Extending Your Wi-Fi Range Into A Loft Conversion

For most people, having a reliable and speedy Internet is a commodity deemed incredibly important in the running of our every day lives. If you are considering a loft conversion, it is therefore essential to think about whether your current Wi-Fi solutions will be enough to cover your new living area, and if not, what the best way to rectify this is.

So, what are some of the available options when it comes to extending your Wi-Fi signal into your loft?

1. Hard wiring up to the loft and adding an additional access point

This is probably the most effective way to extend your Wi-Fi, but it is also the trickiest. The problem arises because it requires your router to be wired to each access point by Ethernet cable, which means that unless you already have this set up in your loft conversion, wiring will need to be fitted into the walls to create the new access points.

An access point is different from a router, so if you opt for this method of Wi-Fi signal boosting, make sure to buy the correct one. You should only need one router for the whole house, and the access point acts as an extension of the back of the router and simply allows supplementary Wi-Fi access rather than having any sort of control over the network itself.

2. Getting an external antenna for your router

For something a little simpler, this could be an easy fix for furthering your Wi-Fi signal strength. An external antenna increases the range of the Wi-Fi that would then reach to your converted loft area. More recent routers are increasingly found with internal antennas built in, but for those that don’t offer this, the majority of routers does have, or at least support, an external antenna.

Usually, the external antennas you find with routers are fairly cheap and omnidirectional, which means that they send equal signals in all directions. Depending on the layout of your home, it may be worthwhile replacing the standard antenna with a high-gain one, which sends more concentrated signals in one direction. This is particularly beneficial if you have an area of narrow living space, or if your router is in one area of a room and you need the Wi-Fi to predominantly extend the other way.

3. Using a repeater router

If you find that using an antenna doesn’t create a strong enough signal to be detected in your loft, an alternative option is to install another router as a repeater unit. This effectively retransmits the Wi-Fi signal from your primary router, but because the second one is strategically positioned in a different place, the combination of both gives wider network cover. You may have a spare router lying about at home, but otherwise these can be purchased.

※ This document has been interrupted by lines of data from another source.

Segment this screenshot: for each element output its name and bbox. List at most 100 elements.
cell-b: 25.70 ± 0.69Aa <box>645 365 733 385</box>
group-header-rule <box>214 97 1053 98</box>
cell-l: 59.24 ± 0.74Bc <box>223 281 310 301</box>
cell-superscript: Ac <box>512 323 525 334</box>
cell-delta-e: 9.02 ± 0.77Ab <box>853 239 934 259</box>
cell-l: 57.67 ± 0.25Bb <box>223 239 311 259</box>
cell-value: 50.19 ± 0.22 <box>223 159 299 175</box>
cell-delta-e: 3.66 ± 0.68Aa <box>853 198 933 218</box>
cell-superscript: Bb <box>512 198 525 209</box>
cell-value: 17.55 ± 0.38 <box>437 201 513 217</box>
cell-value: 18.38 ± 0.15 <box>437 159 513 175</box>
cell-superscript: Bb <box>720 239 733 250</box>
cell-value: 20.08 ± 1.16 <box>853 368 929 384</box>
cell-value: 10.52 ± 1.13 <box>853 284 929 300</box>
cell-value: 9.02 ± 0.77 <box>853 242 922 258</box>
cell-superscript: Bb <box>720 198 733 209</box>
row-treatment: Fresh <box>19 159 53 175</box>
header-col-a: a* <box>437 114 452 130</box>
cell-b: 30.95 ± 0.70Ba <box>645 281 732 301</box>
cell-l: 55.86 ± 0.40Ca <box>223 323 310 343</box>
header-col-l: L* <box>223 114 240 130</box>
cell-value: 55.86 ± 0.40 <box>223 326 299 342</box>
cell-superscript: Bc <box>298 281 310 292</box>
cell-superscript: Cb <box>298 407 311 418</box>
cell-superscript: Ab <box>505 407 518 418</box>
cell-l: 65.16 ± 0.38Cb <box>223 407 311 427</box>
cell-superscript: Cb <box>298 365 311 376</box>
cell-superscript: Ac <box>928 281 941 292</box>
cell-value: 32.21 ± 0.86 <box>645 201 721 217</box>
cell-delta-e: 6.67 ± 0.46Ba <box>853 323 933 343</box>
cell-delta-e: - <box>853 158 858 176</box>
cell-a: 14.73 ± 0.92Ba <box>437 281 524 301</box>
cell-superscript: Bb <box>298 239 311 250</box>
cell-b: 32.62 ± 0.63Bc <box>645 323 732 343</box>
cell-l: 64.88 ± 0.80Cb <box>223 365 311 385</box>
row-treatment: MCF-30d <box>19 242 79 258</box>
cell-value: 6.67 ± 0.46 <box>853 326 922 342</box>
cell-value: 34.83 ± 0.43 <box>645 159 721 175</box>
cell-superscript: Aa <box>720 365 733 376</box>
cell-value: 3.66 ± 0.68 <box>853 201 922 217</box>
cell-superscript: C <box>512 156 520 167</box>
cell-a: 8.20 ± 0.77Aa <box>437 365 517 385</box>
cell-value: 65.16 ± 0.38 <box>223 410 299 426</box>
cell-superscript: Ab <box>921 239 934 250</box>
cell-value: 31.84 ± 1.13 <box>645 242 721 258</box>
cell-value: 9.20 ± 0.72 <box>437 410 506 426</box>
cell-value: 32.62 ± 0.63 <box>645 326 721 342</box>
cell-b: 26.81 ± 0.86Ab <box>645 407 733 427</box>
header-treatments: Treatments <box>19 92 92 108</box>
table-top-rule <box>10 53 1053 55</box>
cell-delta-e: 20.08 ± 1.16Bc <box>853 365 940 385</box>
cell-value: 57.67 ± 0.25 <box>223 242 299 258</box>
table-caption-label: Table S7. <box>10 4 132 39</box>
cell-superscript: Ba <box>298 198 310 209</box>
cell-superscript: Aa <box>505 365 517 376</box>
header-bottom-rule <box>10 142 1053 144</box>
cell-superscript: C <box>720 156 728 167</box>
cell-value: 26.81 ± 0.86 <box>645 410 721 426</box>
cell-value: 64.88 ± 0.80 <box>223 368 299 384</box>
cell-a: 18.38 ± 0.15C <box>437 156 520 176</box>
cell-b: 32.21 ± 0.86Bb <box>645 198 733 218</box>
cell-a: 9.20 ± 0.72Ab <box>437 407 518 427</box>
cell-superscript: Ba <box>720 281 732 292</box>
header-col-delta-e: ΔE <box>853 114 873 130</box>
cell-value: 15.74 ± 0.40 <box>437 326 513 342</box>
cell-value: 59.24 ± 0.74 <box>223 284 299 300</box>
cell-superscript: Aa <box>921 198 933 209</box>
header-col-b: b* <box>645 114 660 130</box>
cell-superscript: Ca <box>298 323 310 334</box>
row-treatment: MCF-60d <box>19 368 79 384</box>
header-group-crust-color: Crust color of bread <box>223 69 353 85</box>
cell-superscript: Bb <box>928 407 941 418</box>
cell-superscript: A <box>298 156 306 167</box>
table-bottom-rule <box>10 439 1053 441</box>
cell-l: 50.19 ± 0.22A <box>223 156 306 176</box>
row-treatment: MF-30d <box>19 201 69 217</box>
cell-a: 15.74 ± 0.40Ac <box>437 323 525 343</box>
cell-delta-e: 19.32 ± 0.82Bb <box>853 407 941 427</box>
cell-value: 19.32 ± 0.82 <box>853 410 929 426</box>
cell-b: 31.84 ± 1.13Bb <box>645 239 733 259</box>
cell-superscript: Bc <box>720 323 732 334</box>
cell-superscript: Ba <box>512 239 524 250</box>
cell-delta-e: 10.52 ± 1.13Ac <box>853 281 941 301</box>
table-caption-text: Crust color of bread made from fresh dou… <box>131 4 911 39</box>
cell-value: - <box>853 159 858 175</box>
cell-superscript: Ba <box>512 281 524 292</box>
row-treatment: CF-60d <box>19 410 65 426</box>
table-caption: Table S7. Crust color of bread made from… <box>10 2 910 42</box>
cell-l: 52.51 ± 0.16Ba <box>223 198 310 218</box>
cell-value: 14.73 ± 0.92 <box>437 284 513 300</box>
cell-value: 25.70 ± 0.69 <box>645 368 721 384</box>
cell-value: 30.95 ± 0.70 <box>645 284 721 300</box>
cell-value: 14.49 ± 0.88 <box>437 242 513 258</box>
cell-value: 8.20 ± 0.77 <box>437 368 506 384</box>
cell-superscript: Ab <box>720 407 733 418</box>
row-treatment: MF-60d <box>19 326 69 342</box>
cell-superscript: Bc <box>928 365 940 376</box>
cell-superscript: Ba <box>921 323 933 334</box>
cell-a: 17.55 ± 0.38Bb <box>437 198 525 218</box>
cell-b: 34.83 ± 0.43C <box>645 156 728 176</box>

When you plug your second router into the first’s LAN port, you should run the setup utility and assign the same netmask, gateway and SSID as your main router. The DHCP of the spare router needs to be turned off too. Finally, the second router needs to be positioned in a place with the weakest Wi-Fi signal, so find the right spot somewhere in the new loft area.

4. Using repeaters or extenders

Rather than using a spare router to extend Wi-Fi into the loft, you could buy a specific wireless repeater or extender device. This will also retransmit the signal. It is advised that these are placed halfway between your router and the device or area you want to cover, so that the repeater is placed at the outer limit of where good Wi-Fi signal is found in your home.

There is a difficulty in that using a repeater will give slower internet access for those that are connected to it, when compared with the speed when connected to the main router, but depending on what you use the internet for, this may still be acceptable.

5. Transmitting signals via the mains electrical wiring

If you don’t already have Ethernet ports throughout your house, you may consider using the mains electrical wiring and plug sockets to create access points. An adapter is plugged into an electrical socket and connected with the router, which then enables the network to be connected with the electrical lines.

If you have success with this, further adapters can be plugged into different outlets in your house and connected to your computer, either with an Ethernet cable, or by connecting the adapter to a wireless access point that then allows your device to detect the Wi-Fi. Another option is to buy a router with an already built in wireless access point and use this to extend the coverage.